Софи ничего не понимала. Почему Домициан не мог пойти в город? А если не в город, то куда же он отправился?
— О чем ты вообще говоришь?
— Об исчезновении Домициана. Я знаю, где он, и думаю, что он больше не вернется. Но не потому, что не хочет, а потому, что не может… потому что они его убили.
Софи потрясла своими влажными от пота пальцами. Что это с парнем? Несет какую-то чушь, плетет всякую ерунду.
— Я обещал Ломбарди ничего не рассказывать, но если он ничего не предпринимает?! Он даже не сказал Штайнеру, где искать Домициана. Делает вид, что знать ничего не знает.
— А что ему нужно знать?
Лаурьена знобило. Осеннее солнце не согревало, и чем дольше он смотрел на воду, тем глубже проникал в кости мертвящий холод. По ночам он просыпался от мысли, что его ноги превратились в ледышки, в обрубки лишенного нервов мяса. Снова и снова один и тот же вопрос: как поступить? Какое тебе дело, что Домициан не смог обуздать свою похоть и попал в сети еретиков, которые перерезали ему горло? Какое отношение имеешь к этому ты, Лаурьен?
Он чувствовал ужасную слабость; казалось, в любую минуту он может упасть с изгороди в воду, потому что у него кружилась голова, лопающаяся от столь ужасной тайны. Он склонился к своему другу Иосифу Генриху и шепотом поведал ему все: что эти там собираются и что Домициан наверняка снова пошел туда и с тех пор не возвращался; что они вели себя как коровы и быки на пастбище и позорили Бога и всех христиан…
Он шептал долго, а потом сгорбился и устремил взгляд на воду. Глаза его сверкали, в желудке, казалось, крутится ветряная мельница. Он бросился к реке и склонился над водой.
Софи с ужасом смотрела ему в спину. Как коровы и быки на пастбище? Ах, нет, не на пастбище, на алтаре, так он сказал. Лаурьен вернулся. Сел перед ней на землю и снова схватил ее за руку;
— Иосиф, ты свободен и волен идти куда хочешь. А вот я… я сижу в схолариуме и не могу сделать ни шагу. Пожалуйста, сходи в Вайлерсфельд, послушай, о чем говорят. Может быть, там что-то знают…
Она хотела погладить его по волосам, чтобы утешить, но вовремя взяла себя в руки. Среди мужчин это не принято.
— Для тебя он так много значит?
— Я уверен, что с ним что-то случилось. Я его любил, он был моим другом. А благодаря его отцу я могу учиться…
Софи кивнула.
— А Ломбарди? Какое он имеет к этому отношение?

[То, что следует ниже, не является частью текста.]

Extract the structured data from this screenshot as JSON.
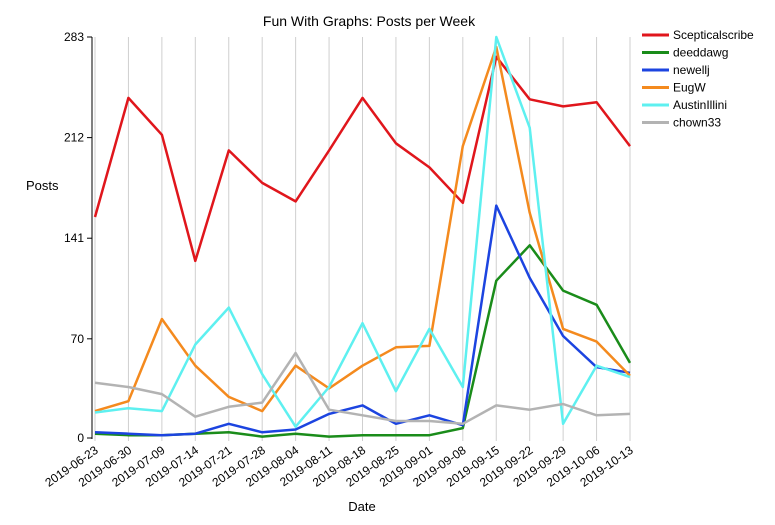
{
  "chart_data": {
    "type": "line",
    "title": "Fun With Graphs: Posts per Week",
    "xlabel": "Date",
    "ylabel": "Posts",
    "x": [
      "2019-06-23",
      "2019-06-30",
      "2019-07-09",
      "2019-07-14",
      "2019-07-21",
      "2019-07-28",
      "2019-08-04",
      "2019-08-11",
      "2019-08-18",
      "2019-08-25",
      "2019-09-01",
      "2019-09-08",
      "2019-09-15",
      "2019-09-22",
      "2019-09-29",
      "2019-10-06",
      "2019-10-13"
    ],
    "yticks": [
      0,
      70,
      141,
      212,
      283
    ],
    "ylim": [
      0,
      283
    ],
    "grid": "vertical",
    "legend": "top-right",
    "series": [
      {
        "name": "Scepticalscribe",
        "color": "#e0161c",
        "values": [
          156,
          240,
          214,
          125,
          203,
          180,
          167,
          203,
          240,
          208,
          191,
          166,
          269,
          239,
          234,
          237,
          206
        ]
      },
      {
        "name": "deeddawg",
        "color": "#1a8c1a",
        "values": [
          3,
          2,
          2,
          3,
          4,
          1,
          3,
          1,
          2,
          2,
          2,
          7,
          111,
          136,
          104,
          94,
          53
        ]
      },
      {
        "name": "newellj",
        "color": "#1c44e0",
        "values": [
          4,
          3,
          2,
          3,
          10,
          4,
          6,
          17,
          23,
          10,
          16,
          9,
          164,
          113,
          72,
          50,
          46
        ]
      },
      {
        "name": "EugW",
        "color": "#f48a1e",
        "values": [
          19,
          26,
          84,
          51,
          29,
          19,
          51,
          35,
          51,
          64,
          65,
          206,
          276,
          159,
          77,
          68,
          44
        ]
      },
      {
        "name": "AustinIllini",
        "color": "#5ef0f0",
        "values": [
          18,
          21,
          19,
          66,
          92,
          45,
          8,
          36,
          81,
          33,
          77,
          36,
          283,
          219,
          10,
          51,
          43
        ]
      },
      {
        "name": "chown33",
        "color": "#b3b3b3",
        "values": [
          39,
          36,
          31,
          15,
          22,
          25,
          60,
          20,
          16,
          12,
          12,
          10,
          23,
          20,
          24,
          16,
          17
        ]
      }
    ]
  }
}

— Никакого. Он просто… я ему доверился. Но он ничего не предпринимает. Мне кажется, ему все равно, жив Домициан или мертв.
Лаурьен пошел по берегу, сунув руки в карманы плаща. А потом неожиданно обернулся, и взгляд его упал на друга, который все еще сидел в раздумье, глядя на реку. Странно, почему именно сейчас он вспомнил про Софи? Ему казалось, что он не видел ее целую вечность. Он не забыл про вдову Касалла, до сих пор у него внутри все сжималось, стоило ему о ней подумать. Но как и где он мог бы ее увидеть? Из старого дома она уехала, а где теперь живет, неизвестно. Казалось, что Иосиф Генрих не замечает его присутствия, его глаза были прикованы к воде. Может быть, именно эти глаза напомнили ему про Софи. Они того же цвета. Опалово-сине-голубые — в зависимости от того, как отражается в них солнце. Васильковые. Или нет, светлее, намного светлее. Самая прекрасная голубизна на свете, нежная, легкая, прозрачная…
Лаурьен смутился: ведь с такого расстояния он не мог разглядеть глаза своего друга, какая бессмыслица!
Но ведь и руки, пришло ему в голову, руки тоже напомнили ему про Софи. Странно. Маленькие, узкие ладони, умело держащие перо — как будто всю жизнь только этим и занимались. Лаурьен тряхнул головой. С ним сыграла шутку его собственная фантазия. И он вернулся к другу, который, словно пробудившись от своих мыслей, смотрел теперь на него.
В Вайлерсфельде у Софи была тетя. Поэтому собрать там всякие сплетни и слухи было совсем нетрудно. И никто ничего не узнает, подумала Софи, отправляясь в путь.
Ее тетушка жила в приюте для бедных вдов и радовалась любому гостю. Вокруг бывшего цистерцианского монастыря раскинулся парк со старыми деревьями, туда дамы ходили гулять, если позволяла погода. Именно там и нашла Софи свою тетушку. Та бродила по дорожкам, перебирая четки.
— Бог внял моим молитвам, — такими словами она встретила племянницу, — наконец-то у меня гости. Твоя матушка вышла замуж и совсем меня забыла.
— Она беременна, — сказала Софи и осторожно обняла родственницу за плечи.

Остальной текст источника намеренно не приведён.